Anyone know where I can purchase as large Rat Cage for a reasonable price? 

Is it worth having a look on EBay or should you always buy them new?


----------



## fatrat (May 14, 2012)

Definitely try ebay, gumtree and preloved, you might find a good deal on there  you don't have to buy new as long as the cage is in decent condition then it's good


----------



## blade100 (Aug 24, 2009)

It's always worth looking on eBay for second cages.
I once got a freddy 2 ( yellow base, blue shelf with blue bars) for £10.

Zooplus.co.uk is a good place to get rat cages.
And i think there's a web site called cages world.


----------



## fatrat (May 14, 2012)

Yes www.cagesworld.co.uk
Also try The Online Pet Store | Dog Beds | Rabbit Hutches | Chicken Coops | Bird Cages | Dog Kennels | Free delivery


----------



## thedogsmother (Aug 28, 2008)

Ebay etc are where Ive always got most of mine, Ive had Freddys for 99p before, also if you join your local freecycle you might strike lucky and get one for free.


----------



## Sarah+Hammies (Jul 20, 2009)

Preloved and ebay are good for cheap cages.
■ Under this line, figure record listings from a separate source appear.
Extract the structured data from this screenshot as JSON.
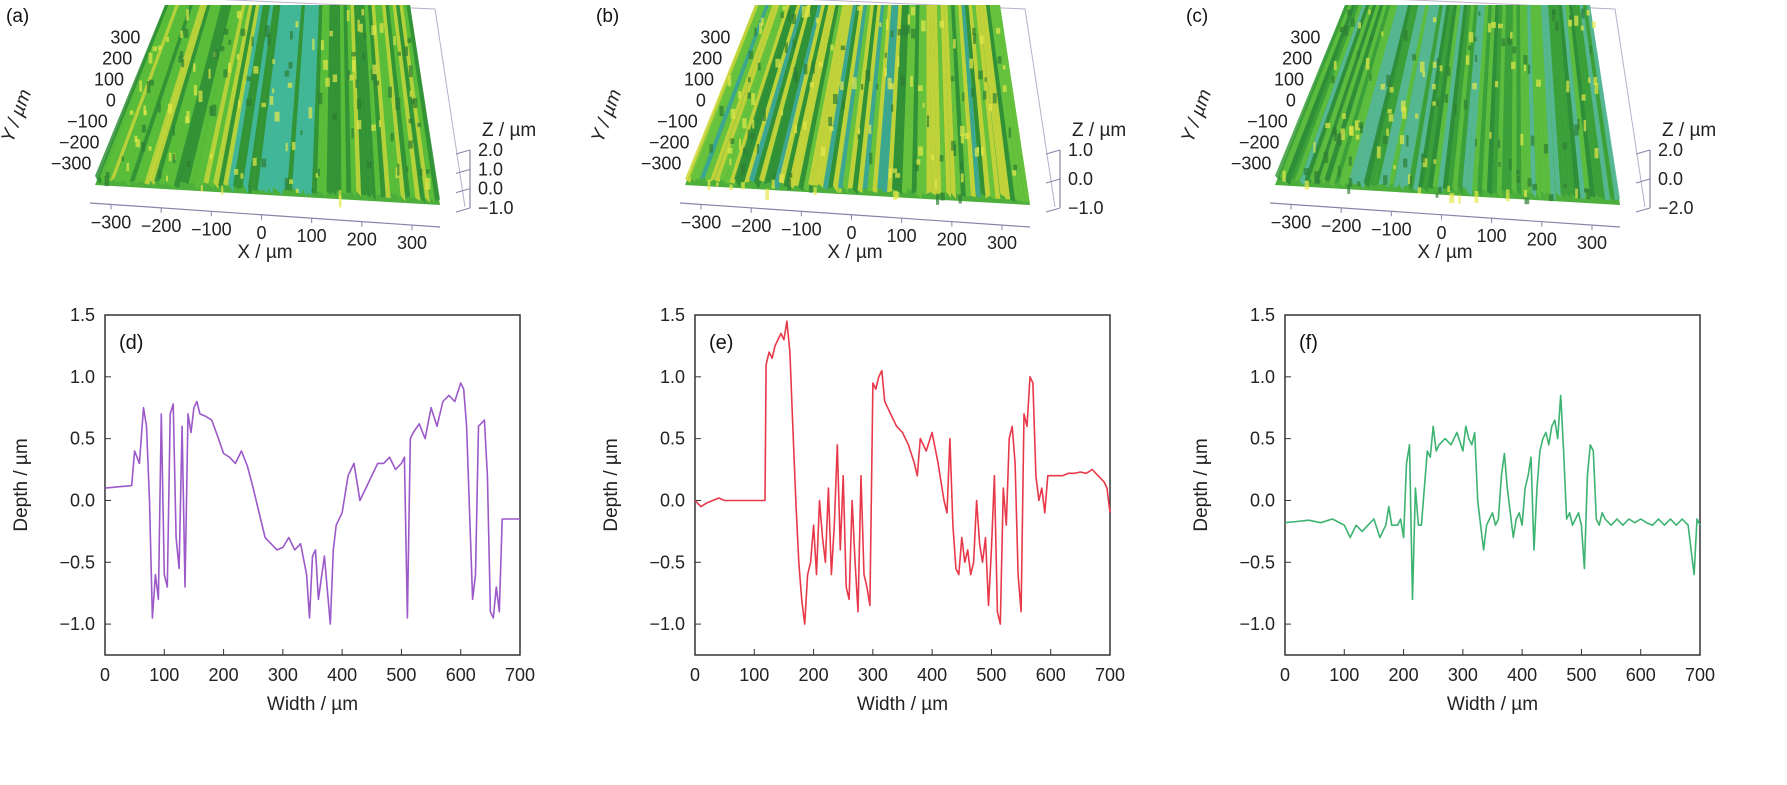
{
  "figure": {
    "surfaces": [
      {
        "id": "a",
        "label": "(a)",
        "xlabel": "X / µm",
        "ylabel": "Y / µm",
        "zlabel": "Z / µm",
        "x_ticks": [
          "−300",
          "−200",
          "−100",
          "0",
          "100",
          "200",
          "300"
        ],
        "y_ticks": [
          "300",
          "200",
          "100",
          "0",
          "−100",
          "−200",
          "−300"
        ],
        "z_ticks": [
          "2.0",
          "1.0",
          "0.0",
          "−1.0"
        ]
      },
      {
        "id": "b",
        "label": "(b)",
        "xlabel": "X / µm",
        "ylabel": "Y / µm",
        "zlabel": "Z / µm",
        "x_ticks": [
          "−300",
          "−200",
          "−100",
          "0",
          "100",
          "200",
          "300"
        ],
        "y_ticks": [
          "300",
          "200",
          "100",
          "0",
          "−100",
          "−200",
          "−300"
        ],
        "z_ticks": [
          "1.0",
          "0.0",
          "−1.0"
        ]
      },
      {
        "id": "c",
        "label": "(c)",
        "xlabel": "X / µm",
        "ylabel": "Y / µm",
        "zlabel": "Z / µm",
        "x_ticks": [
          "−300",
          "−200",
          "−100",
          "0",
          "100",
          "200",
          "300"
        ],
        "y_ticks": [
          "300",
          "200",
          "100",
          "0",
          "−100",
          "−200",
          "−300"
        ],
        "z_ticks": [
          "2.0",
          "0.0",
          "−2.0"
        ]
      }
    ]
  },
  "chart_data": [
    {
      "type": "line",
      "panel": "(d)",
      "xlabel": "Width / µm",
      "ylabel": "Depth / µm",
      "xlim": [
        0,
        700
      ],
      "ylim": [
        -1.25,
        1.5
      ],
      "x_ticks": [
        "0",
        "100",
        "200",
        "300",
        "400",
        "500",
        "600",
        "700"
      ],
      "y_ticks": [
        "1.5",
        "1.0",
        "0.5",
        "0.0",
        "−0.5",
        "−1.0"
      ],
      "color": "#9b59c9",
      "x": [
        0,
        45,
        50,
        58,
        65,
        70,
        75,
        80,
        85,
        90,
        95,
        100,
        105,
        110,
        115,
        120,
        125,
        130,
        135,
        140,
        145,
        150,
        155,
        160,
        170,
        180,
        190,
        200,
        210,
        220,
        230,
        240,
        250,
        260,
        270,
        280,
        290,
        300,
        310,
        320,
        330,
        340,
        345,
        350,
        355,
        360,
        370,
        380,
        385,
        390,
        400,
        410,
        420,
        430,
        440,
        450,
        460,
        470,
        480,
        490,
        500,
        505,
        510,
        515,
        520,
        530,
        540,
        550,
        560,
        570,
        580,
        590,
        600,
        605,
        610,
        620,
        625,
        630,
        640,
        645,
        650,
        655,
        660,
        665,
        670,
        680,
        690,
        700
      ],
      "y": [
        0.1,
        0.12,
        0.4,
        0.3,
        0.75,
        0.6,
        0.0,
        -0.95,
        -0.6,
        -0.8,
        0.7,
        -0.6,
        -0.7,
        0.7,
        0.78,
        -0.3,
        -0.55,
        0.6,
        -0.7,
        0.7,
        0.55,
        0.75,
        0.8,
        0.7,
        0.68,
        0.65,
        0.52,
        0.38,
        0.35,
        0.3,
        0.4,
        0.28,
        0.1,
        -0.1,
        -0.3,
        -0.35,
        -0.4,
        -0.38,
        -0.3,
        -0.4,
        -0.35,
        -0.6,
        -0.95,
        -0.45,
        -0.4,
        -0.8,
        -0.45,
        -1.0,
        -0.4,
        -0.2,
        -0.1,
        0.2,
        0.3,
        0.0,
        0.1,
        0.2,
        0.3,
        0.3,
        0.35,
        0.25,
        0.3,
        0.35,
        -0.95,
        0.5,
        0.55,
        0.62,
        0.5,
        0.75,
        0.6,
        0.8,
        0.85,
        0.8,
        0.95,
        0.9,
        0.6,
        -0.8,
        -0.6,
        0.6,
        0.65,
        0.2,
        -0.9,
        -0.95,
        -0.7,
        -0.9,
        -0.15,
        -0.15,
        -0.15,
        -0.15
      ]
    },
    {
      "type": "line",
      "panel": "(e)",
      "xlabel": "Width / µm",
      "ylabel": "Depth / µm",
      "xlim": [
        0,
        700
      ],
      "ylim": [
        -1.25,
        1.5
      ],
      "x_ticks": [
        "0",
        "100",
        "200",
        "300",
        "400",
        "500",
        "600",
        "700"
      ],
      "y_ticks": [
        "1.5",
        "1.0",
        "0.5",
        "0.0",
        "−0.5",
        "−1.0"
      ],
      "color": "#e8394a",
      "x": [
        0,
        10,
        20,
        30,
        40,
        50,
        60,
        70,
        80,
        90,
        100,
        110,
        118,
        120,
        125,
        130,
        135,
        140,
        145,
        150,
        155,
        160,
        165,
        170,
        175,
        180,
        185,
        190,
        195,
        200,
        205,
        210,
        215,
        220,
        225,
        230,
        235,
        240,
        245,
        250,
        255,
        260,
        265,
        270,
        275,
        280,
        285,
        290,
        295,
        300,
        305,
        310,
        315,
        320,
        325,
        330,
        340,
        350,
        360,
        370,
        375,
        380,
        390,
        400,
        410,
        420,
        425,
        430,
        435,
        440,
        445,
        450,
        455,
        460,
        465,
        470,
        475,
        480,
        485,
        490,
        495,
        500,
        505,
        510,
        515,
        520,
        525,
        530,
        535,
        540,
        545,
        550,
        555,
        560,
        565,
        570,
        575,
        580,
        585,
        590,
        595,
        600,
        610,
        620,
        630,
        640,
        650,
        660,
        670,
        680,
        690,
        695,
        700
      ],
      "y": [
        0.0,
        -0.05,
        -0.02,
        0.0,
        0.02,
        0.0,
        0.0,
        0.0,
        0.0,
        0.0,
        0.0,
        0.0,
        0.0,
        1.1,
        1.2,
        1.15,
        1.25,
        1.3,
        1.35,
        1.3,
        1.45,
        1.2,
        0.6,
        0.0,
        -0.5,
        -0.8,
        -1.0,
        -0.6,
        -0.5,
        -0.2,
        -0.6,
        0.0,
        -0.3,
        -0.5,
        0.1,
        -0.6,
        -0.2,
        0.45,
        -0.4,
        0.2,
        -0.7,
        -0.8,
        0.0,
        -0.5,
        -0.9,
        0.2,
        -0.6,
        -0.7,
        -0.85,
        0.95,
        0.9,
        1.0,
        1.05,
        0.8,
        0.75,
        0.7,
        0.6,
        0.55,
        0.45,
        0.3,
        0.2,
        0.5,
        0.4,
        0.55,
        0.3,
        0.0,
        -0.1,
        0.5,
        -0.2,
        -0.55,
        -0.6,
        -0.3,
        -0.5,
        -0.4,
        -0.6,
        -0.5,
        0.0,
        -0.35,
        -0.5,
        -0.3,
        -0.85,
        -0.4,
        0.2,
        -0.9,
        -1.0,
        0.1,
        -0.2,
        0.5,
        0.6,
        0.3,
        -0.6,
        -0.9,
        0.7,
        0.6,
        1.0,
        0.95,
        0.2,
        0.0,
        0.1,
        -0.1,
        0.2,
        0.2,
        0.2,
        0.2,
        0.22,
        0.22,
        0.23,
        0.22,
        0.25,
        0.2,
        0.15,
        0.1,
        -0.1
      ]
    },
    {
      "type": "line",
      "panel": "(f)",
      "xlabel": "Width / µm",
      "ylabel": "Depth / µm",
      "xlim": [
        0,
        700
      ],
      "ylim": [
        -1.25,
        1.5
      ],
      "x_ticks": [
        "0",
        "100",
        "200",
        "300",
        "400",
        "500",
        "600",
        "700"
      ],
      "y_ticks": [
        "1.5",
        "1.0",
        "0.5",
        "0.0",
        "−0.5",
        "−1.0"
      ],
      "color": "#3cb371",
      "x": [
        0,
        20,
        40,
        60,
        80,
        100,
        110,
        120,
        130,
        140,
        150,
        160,
        170,
        175,
        180,
        190,
        195,
        200,
        205,
        210,
        215,
        220,
        225,
        230,
        240,
        245,
        250,
        255,
        260,
        270,
        280,
        290,
        300,
        305,
        310,
        315,
        320,
        325,
        330,
        335,
        340,
        345,
        350,
        355,
        360,
        365,
        370,
        375,
        380,
        385,
        390,
        395,
        400,
        405,
        410,
        415,
        420,
        425,
        430,
        435,
        440,
        445,
        450,
        455,
        460,
        465,
        470,
        475,
        480,
        485,
        490,
        495,
        500,
        505,
        510,
        515,
        520,
        525,
        530,
        535,
        540,
        550,
        560,
        570,
        580,
        590,
        600,
        610,
        620,
        630,
        640,
        650,
        660,
        670,
        680,
        690,
        695,
        700
      ],
      "y": [
        -0.18,
        -0.17,
        -0.16,
        -0.18,
        -0.15,
        -0.2,
        -0.3,
        -0.2,
        -0.25,
        -0.2,
        -0.15,
        -0.3,
        -0.2,
        -0.05,
        -0.2,
        -0.2,
        -0.15,
        -0.3,
        0.3,
        0.45,
        -0.8,
        0.1,
        -0.2,
        -0.2,
        0.4,
        0.35,
        0.6,
        0.4,
        0.45,
        0.5,
        0.45,
        0.55,
        0.4,
        0.6,
        0.5,
        0.45,
        0.55,
        0.0,
        -0.2,
        -0.4,
        -0.2,
        -0.15,
        -0.1,
        -0.2,
        -0.15,
        0.2,
        0.38,
        0.1,
        -0.1,
        -0.3,
        -0.15,
        -0.1,
        -0.2,
        0.1,
        0.2,
        0.35,
        -0.4,
        0.1,
        0.4,
        0.5,
        0.55,
        0.45,
        0.6,
        0.65,
        0.5,
        0.85,
        0.4,
        -0.15,
        -0.1,
        -0.2,
        -0.15,
        -0.1,
        -0.2,
        -0.55,
        0.2,
        0.45,
        0.4,
        -0.15,
        -0.2,
        -0.1,
        -0.15,
        -0.2,
        -0.15,
        -0.2,
        -0.15,
        -0.18,
        -0.15,
        -0.18,
        -0.2,
        -0.15,
        -0.2,
        -0.15,
        -0.2,
        -0.15,
        -0.2,
        -0.6,
        -0.15,
        -0.2
      ]
    }
  ]
}
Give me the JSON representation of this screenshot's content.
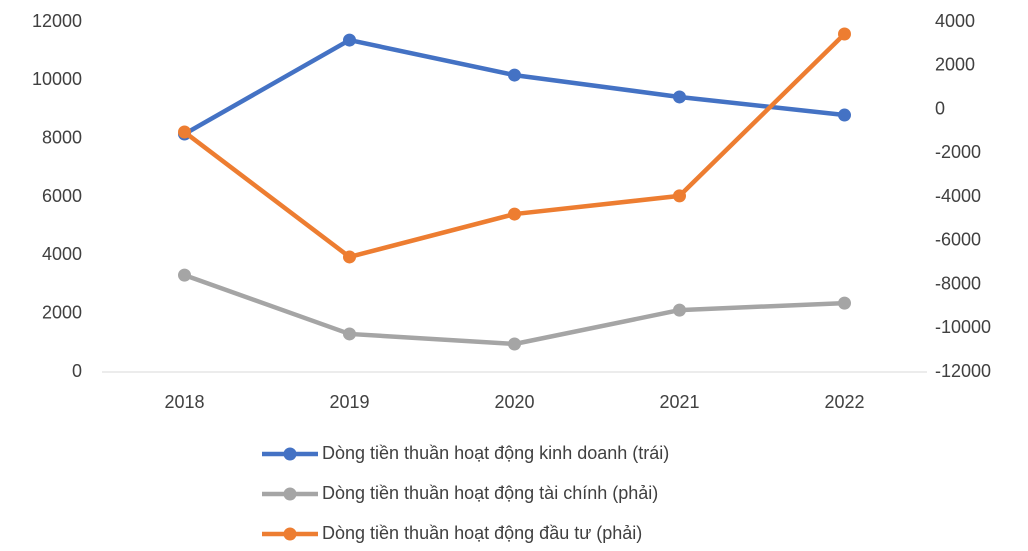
{
  "chart_data": {
    "type": "line",
    "categories": [
      "2018",
      "2019",
      "2020",
      "2021",
      "2022"
    ],
    "series": [
      {
        "name": "Dòng tiền thuần hoạt động kinh doanh (trái)",
        "color": "#4472c4",
        "axis": "y",
        "values": [
          8160,
          11380,
          10180,
          9430,
          8810
        ]
      },
      {
        "name": "Dòng tiền thuần hoạt động tài chính (phải)",
        "color": "#a5a5a5",
        "axis": "y2",
        "values": [
          -7570,
          -10260,
          -10720,
          -9170,
          -8850
        ]
      },
      {
        "name": "Dòng tiền thuần hoạt động đầu tư (phải)",
        "color": "#ed7d31",
        "axis": "y2",
        "values": [
          -1030,
          -6740,
          -4780,
          -3950,
          3450
        ]
      }
    ],
    "ylim": [
      0,
      12000
    ],
    "yticks": [
      0,
      2000,
      4000,
      6000,
      8000,
      10000,
      12000
    ],
    "y2lim": [
      -12000,
      4000
    ],
    "y2ticks": [
      -12000,
      -10000,
      -8000,
      -6000,
      -4000,
      -2000,
      0,
      2000,
      4000
    ],
    "grid": false,
    "legend": "bottom"
  }
}
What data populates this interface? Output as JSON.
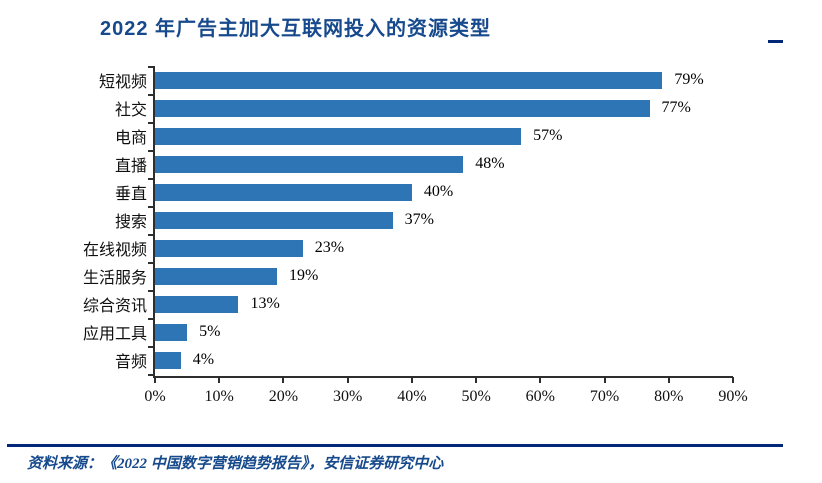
{
  "title": "2022 年广告主加大互联网投入的资源类型",
  "chart_data": {
    "type": "bar",
    "orientation": "horizontal",
    "title": "2022 年广告主加大互联网投入的资源类型",
    "categories": [
      "短视频",
      "社交",
      "电商",
      "直播",
      "垂直",
      "搜索",
      "在线视频",
      "生活服务",
      "综合资讯",
      "应用工具",
      "音频"
    ],
    "values": [
      79,
      77,
      57,
      48,
      40,
      37,
      23,
      19,
      13,
      5,
      4
    ],
    "value_labels": [
      "79%",
      "77%",
      "57%",
      "48%",
      "40%",
      "37%",
      "23%",
      "19%",
      "13%",
      "5%",
      "4%"
    ],
    "x_ticks": [
      "0%",
      "10%",
      "20%",
      "30%",
      "40%",
      "50%",
      "60%",
      "70%",
      "80%",
      "90%"
    ],
    "xlim": [
      0,
      90
    ],
    "xlabel": "",
    "ylabel": "",
    "grid": false,
    "legend": null,
    "bar_color": "#2E75B6"
  },
  "footer": {
    "source": "资料来源：《2022 中国数字营销趋势报告》，安信证券研究中心"
  },
  "colors": {
    "bar": "#2E75B6",
    "navy_rule": "#002878",
    "title_text": "#174A8C",
    "axis": "#2e2e2e"
  }
}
I have managed to get my hands on some dirt cheap cages in the past. I managed to get a Freddy 2 cage for £5 and a hamster heaven for £10. The large tank my robo is in I got for £8.

Ebay would be my first port of call. :thumbup: Unless you want to buy new  Zooplus is a fab place to get cheap cages and accessories.


----------



## Laura123 (Aug 6, 2012)

Yup, I would agree with everyone else. If you don't have a deadline keep an eye on gumtree and ebay. I got an Aurora 450 for £50. I would suggest that you do a good bit of research about what cage you really want. Access is really important.


----------



## Micky93 (May 15, 2012)

We just got a Liberta Explorer off cages world (the link is already posted in a previous post ^^^ ) and they were fab to buy off. Ordered on monday evening and arrived Wednesday morning at 10am! 

Plus I think the prices are reasonable for what you are getting.

If time isn't an issue then definitely keep an eye on preloved, gumtree, freecycle etc as you never know what may pop up


----------



## polishrose (Oct 26, 2011)

For only a few rats I liked the freddy 2. I got mine for £1.04 on eBay. I kept mice in it when I upgraded my rats so the bar spacing is fine for little ones.


----------